Nächste Frage: Wie wollen Sie künftig mit der Problematik der V-Leute umgehen? Gestern erschien in der taz der sehr eindrückliche Artikel „Die ‚Quelle‘ und der Präsident“ über die V-Leute des brandenburgischen LfV. Der Artikel zeigt, wie fragwürdig der gesamte Einsatz von V-Leuten durch die Verfassungsschutzbehörden ist. Und, der Artikel endet mit den Worten: „Wer hat mit dem Geheimdiensthandy Kontakte zum NSU gepflegt? Vielleicht können ja Szczepanskis V-Mann-Führer Auskunft geben. Zwischen 1996 und 2000 soll es drei gegeben haben. Einer wird sicher gern öffentlich Auskunft geben, denn Gordian Mayer-Plath steht angeblich für Transparenz. Gerade jetzt wo er als Präsident den sächsischen Verfassungsschutz aus dem NSU-Sumpf ziehen soll.“
Es wäre durchaus angezeigt, dass hier schnellsten Klarheit geschaffen wird.

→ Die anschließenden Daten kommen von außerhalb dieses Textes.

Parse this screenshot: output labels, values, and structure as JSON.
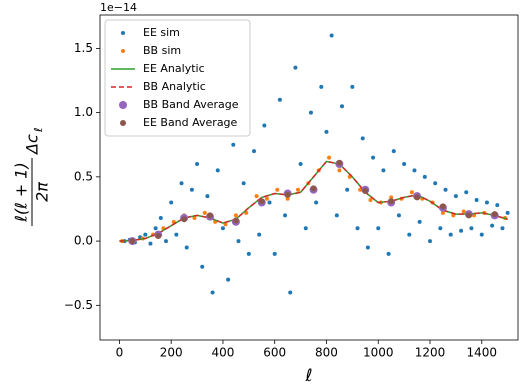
{
  "chart_data": {
    "type": "scatter",
    "offset_text": "1e−14",
    "x_label": "ℓ",
    "y_label": {
      "numerator": "ℓ(ℓ + 1)",
      "denominator": "2π",
      "factor": "Δc",
      "subscript": "ℓ"
    },
    "xlim": [
      -75,
      1540
    ],
    "ylim": [
      -0.77,
      1.76
    ],
    "xticks": [
      0,
      200,
      400,
      600,
      800,
      1000,
      1200,
      1400
    ],
    "yticks": [
      {
        "value": -0.5,
        "label": "−0.5"
      },
      {
        "value": 0,
        "label": "0.0"
      },
      0.5,
      {
        "value": 1,
        "label": "1.0"
      },
      1.5
    ],
    "grid": false,
    "legend": "upper left",
    "series": [
      {
        "name": "EE sim",
        "kind": "points",
        "color": "#1f77b4",
        "marker_size": 2,
        "x": [
          20,
          40,
          60,
          80,
          100,
          120,
          140,
          160,
          180,
          200,
          220,
          240,
          260,
          280,
          300,
          320,
          340,
          360,
          380,
          400,
          420,
          440,
          460,
          480,
          500,
          520,
          540,
          560,
          580,
          600,
          620,
          640,
          660,
          680,
          700,
          720,
          740,
          760,
          780,
          800,
          820,
          840,
          860,
          880,
          900,
          920,
          940,
          960,
          980,
          1000,
          1020,
          1040,
          1060,
          1080,
          1100,
          1120,
          1140,
          1160,
          1180,
          1200,
          1220,
          1240,
          1260,
          1280,
          1300,
          1320,
          1340,
          1360,
          1380,
          1400,
          1420,
          1440,
          1460,
          1480,
          1500
        ],
        "values": [
          0.0,
          0.01,
          -0.01,
          0.03,
          0.05,
          -0.02,
          0.1,
          0.18,
          0.0,
          0.3,
          0.05,
          0.45,
          -0.05,
          0.4,
          0.6,
          -0.2,
          0.35,
          -0.4,
          0.55,
          0.1,
          -0.3,
          0.75,
          0.0,
          0.45,
          -0.1,
          0.7,
          0.05,
          0.9,
          0.3,
          -0.1,
          1.1,
          0.2,
          -0.4,
          1.35,
          0.6,
          0.1,
          1.0,
          0.3,
          1.2,
          0.85,
          1.6,
          0.2,
          1.05,
          0.4,
          1.2,
          0.1,
          0.8,
          -0.05,
          0.65,
          0.1,
          0.55,
          -0.1,
          0.7,
          0.2,
          0.6,
          0.05,
          0.55,
          0.15,
          0.5,
          0.0,
          0.45,
          0.1,
          0.4,
          0.05,
          0.35,
          0.08,
          0.38,
          0.1,
          0.32,
          0.05,
          0.3,
          0.12,
          0.28,
          0.1,
          0.22
        ]
      },
      {
        "name": "BB sim",
        "kind": "points",
        "color": "#ff7f0e",
        "marker_size": 2,
        "x": [
          10,
          50,
          90,
          130,
          170,
          210,
          250,
          290,
          330,
          370,
          410,
          450,
          490,
          530,
          570,
          610,
          650,
          690,
          730,
          770,
          810,
          850,
          890,
          930,
          970,
          1010,
          1050,
          1090,
          1130,
          1170,
          1210,
          1250,
          1290,
          1330,
          1370,
          1410,
          1450,
          1490
        ],
        "values": [
          0,
          0.01,
          0.02,
          0.05,
          0.1,
          0.15,
          0.2,
          0.18,
          0.22,
          0.15,
          0.13,
          0.2,
          0.22,
          0.35,
          0.33,
          0.4,
          0.33,
          0.4,
          0.45,
          0.55,
          0.65,
          0.55,
          0.5,
          0.4,
          0.32,
          0.3,
          0.34,
          0.33,
          0.38,
          0.33,
          0.3,
          0.22,
          0.2,
          0.23,
          0.2,
          0.22,
          0.19,
          0.18
        ]
      },
      {
        "name": "EE Analytic",
        "kind": "line",
        "color": "#2ca02c",
        "dashed": false,
        "x": [
          0,
          50,
          100,
          150,
          200,
          250,
          300,
          350,
          400,
          450,
          500,
          550,
          600,
          650,
          700,
          750,
          800,
          850,
          900,
          950,
          1000,
          1050,
          1100,
          1150,
          1200,
          1250,
          1300,
          1350,
          1400,
          1450,
          1500
        ],
        "values": [
          0,
          0.005,
          0.02,
          0.06,
          0.12,
          0.18,
          0.2,
          0.18,
          0.14,
          0.17,
          0.26,
          0.34,
          0.37,
          0.36,
          0.38,
          0.5,
          0.62,
          0.6,
          0.5,
          0.38,
          0.3,
          0.31,
          0.34,
          0.36,
          0.31,
          0.24,
          0.21,
          0.21,
          0.22,
          0.2,
          0.17
        ]
      },
      {
        "name": "BB Analytic",
        "kind": "line",
        "color": "#d62728",
        "dashed": true,
        "x": [
          0,
          50,
          100,
          150,
          200,
          250,
          300,
          350,
          400,
          450,
          500,
          550,
          600,
          650,
          700,
          750,
          800,
          850,
          900,
          950,
          1000,
          1050,
          1100,
          1150,
          1200,
          1250,
          1300,
          1350,
          1400,
          1450,
          1500
        ],
        "values": [
          0,
          0.005,
          0.02,
          0.06,
          0.12,
          0.18,
          0.2,
          0.18,
          0.14,
          0.17,
          0.26,
          0.34,
          0.37,
          0.36,
          0.38,
          0.5,
          0.62,
          0.6,
          0.5,
          0.38,
          0.3,
          0.31,
          0.34,
          0.36,
          0.31,
          0.24,
          0.21,
          0.21,
          0.22,
          0.2,
          0.17
        ]
      },
      {
        "name": "BB Band Average",
        "kind": "points",
        "color": "#9467bd",
        "marker_size": 4,
        "x": [
          50,
          150,
          250,
          350,
          450,
          550,
          650,
          750,
          850,
          950,
          1050,
          1150,
          1250,
          1350,
          1450
        ],
        "values": [
          0.0,
          0.05,
          0.18,
          0.19,
          0.15,
          0.3,
          0.37,
          0.4,
          0.6,
          0.4,
          0.3,
          0.35,
          0.26,
          0.21,
          0.2
        ]
      },
      {
        "name": "EE Band Average",
        "kind": "points",
        "color": "#8c564b",
        "marker_size": 3,
        "x": [
          50,
          150,
          250,
          350,
          450,
          550,
          650,
          750,
          850,
          950,
          1050,
          1150,
          1250,
          1350,
          1450
        ],
        "values": [
          0.0,
          0.04,
          0.17,
          0.2,
          0.16,
          0.31,
          0.36,
          0.41,
          0.61,
          0.39,
          0.31,
          0.34,
          0.27,
          0.2,
          0.21
        ]
      }
    ]
  }
}
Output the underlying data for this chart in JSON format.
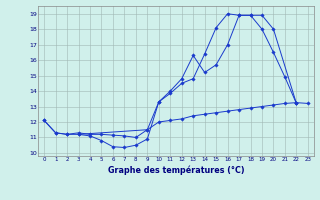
{
  "title": "Graphe des températures (°C)",
  "background_color": "#d0f0eb",
  "grid_color": "#a0b8b4",
  "line_color": "#1a3acc",
  "ylim": [
    9.8,
    19.5
  ],
  "xlim": [
    -0.5,
    23.5
  ],
  "yticks": [
    10,
    11,
    12,
    13,
    14,
    15,
    16,
    17,
    18,
    19
  ],
  "xticks": [
    0,
    1,
    2,
    3,
    4,
    5,
    6,
    7,
    8,
    9,
    10,
    11,
    12,
    13,
    14,
    15,
    16,
    17,
    18,
    19,
    20,
    21,
    22,
    23
  ],
  "line1_x": [
    0,
    1,
    2,
    3,
    4,
    5,
    6,
    7,
    8,
    9,
    10,
    11,
    12,
    13,
    14,
    15,
    16,
    17,
    18,
    19,
    20,
    21,
    22
  ],
  "line1_y": [
    12.1,
    11.3,
    11.2,
    11.2,
    11.1,
    10.8,
    10.4,
    10.35,
    10.5,
    10.9,
    13.3,
    13.85,
    14.5,
    14.8,
    16.4,
    18.1,
    19.0,
    18.9,
    18.9,
    18.0,
    16.5,
    14.9,
    13.2
  ],
  "line2_x": [
    0,
    1,
    2,
    3,
    4,
    5,
    6,
    7,
    8,
    9,
    10,
    11,
    12,
    13,
    14,
    15,
    16,
    17,
    18,
    19,
    20,
    21,
    22,
    23
  ],
  "line2_y": [
    12.1,
    11.3,
    11.2,
    11.3,
    11.2,
    11.2,
    11.15,
    11.1,
    11.0,
    11.5,
    12.0,
    12.1,
    12.2,
    12.4,
    12.5,
    12.6,
    12.7,
    12.8,
    12.9,
    13.0,
    13.1,
    13.2,
    13.25,
    13.2
  ],
  "line3_x": [
    3,
    9,
    10,
    11,
    12,
    13,
    14,
    15,
    16,
    17,
    18,
    19,
    20,
    22
  ],
  "line3_y": [
    11.2,
    11.5,
    13.3,
    14.0,
    14.8,
    16.3,
    15.2,
    15.7,
    17.0,
    18.9,
    18.9,
    18.9,
    18.0,
    13.2
  ]
}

Bis heute deutet wenig darauf hin, dass wirklich weitreichende Reformen beim LfV gewollt sind. Sie wissen wir haben uns dafür ausgesprochen, das LfV abzuschaffen und eine unabhängige Forschungseinrichtung zu gründen, die das Thema bearbeitet. Ich weiß auch, dass CDU und FDP vom Modell LfV nicht lassen wollen. Aber selbst wenn sie das LfV erhalten wollen, werden sie – wenn sie es ernst meinen – nicht um einen radikalen Schnitt herum kommen. Wenn Sie es ernst meinen, reicht es nicht, nur den Kopf des LfV auszuwechseln, dann werden sie einen vollständigen Neustart gewährleisten müssen und das heißt: ein kompletter Personalaustausch. Ein Austausch aller der knapp 200 Mitarbeiter des LfV.

Diesen Mut traue ich Ihnen nicht zu. Und vor allem haben Sie auf die Notwendigkeit verzichtet, eine offene Debatte – auch eine gesellschaftliche Debatte – über die Zukunft des LfV zu führen. Damit ist die Gefahr sehr real, dass ihre Expertenkommission eine reine Alibi-Veranstaltung ist.

Der Antrag der Linken leistet einen Beitrag, Licht ins Dunkel zu bringen und zumindest etwas Transparenz zu schaffen. Daher hat er unsere Zustimmung.